Realizing the high thermoelectric performance of highly preferentially oriented SnSe based nanorods via band alignment

Abstract

Polycrystalline SnSe is considered as a highly promising candidate for thermoelectric applications due to its facile processing, machinability and scale-up applications. Here, we report an extraordinary peak ZT of 2.4 as well as a high average ZT of 0.9 for Ge and S codoped SnSe nanorods synthesized by a facile hydrothermal route. The highly preferentially oriented SnSe nanorods along [100] play a dominant role in scattering heat carrying phonons, resulting in ultralow lattice thermal conductivity (0.15 W m⁻¹ K⁻¹ at 873 K).
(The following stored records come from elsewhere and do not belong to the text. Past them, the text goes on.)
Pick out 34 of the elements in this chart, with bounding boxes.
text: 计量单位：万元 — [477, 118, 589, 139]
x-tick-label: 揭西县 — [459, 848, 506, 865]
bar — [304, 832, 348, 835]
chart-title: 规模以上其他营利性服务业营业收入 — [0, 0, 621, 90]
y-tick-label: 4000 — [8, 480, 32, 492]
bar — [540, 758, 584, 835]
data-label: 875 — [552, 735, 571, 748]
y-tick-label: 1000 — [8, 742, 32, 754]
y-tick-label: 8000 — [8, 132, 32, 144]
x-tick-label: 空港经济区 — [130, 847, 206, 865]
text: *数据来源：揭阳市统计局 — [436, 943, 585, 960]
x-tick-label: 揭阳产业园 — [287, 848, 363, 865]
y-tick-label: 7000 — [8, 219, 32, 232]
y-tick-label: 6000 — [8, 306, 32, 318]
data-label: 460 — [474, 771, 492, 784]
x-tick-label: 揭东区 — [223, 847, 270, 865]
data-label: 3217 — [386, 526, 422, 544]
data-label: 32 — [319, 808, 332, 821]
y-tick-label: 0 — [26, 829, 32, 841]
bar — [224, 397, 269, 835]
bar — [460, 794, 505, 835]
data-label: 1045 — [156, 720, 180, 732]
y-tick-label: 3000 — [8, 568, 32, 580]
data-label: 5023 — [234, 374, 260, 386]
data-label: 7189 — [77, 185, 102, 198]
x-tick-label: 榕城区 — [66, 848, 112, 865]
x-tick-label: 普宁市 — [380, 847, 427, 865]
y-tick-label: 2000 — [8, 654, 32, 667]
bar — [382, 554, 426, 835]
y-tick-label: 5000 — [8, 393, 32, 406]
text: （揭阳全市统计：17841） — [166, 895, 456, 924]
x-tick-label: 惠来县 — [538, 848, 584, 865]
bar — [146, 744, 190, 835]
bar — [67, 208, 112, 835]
The band alignment in the electronic structure of SnSe is promoted by Ge doping, contributing to a giant Seebeck coefficient and a largely enhanced power factor of 5.84 μW cm⁻¹ K⁻² at 873 K. An extraordinarily high peak ZT and a high average ZT are achieved within a wide temperature range for polycrystalline SnSe without involving toxic elements. Moreover, the reported material exhibits outstanding hardness and compressive strength induced by grain refinement. The high thermoelectric performance and mechanical properties of polycrystalline SnSe open realistic pathways for its widespread application in waste heat recovery and power generation.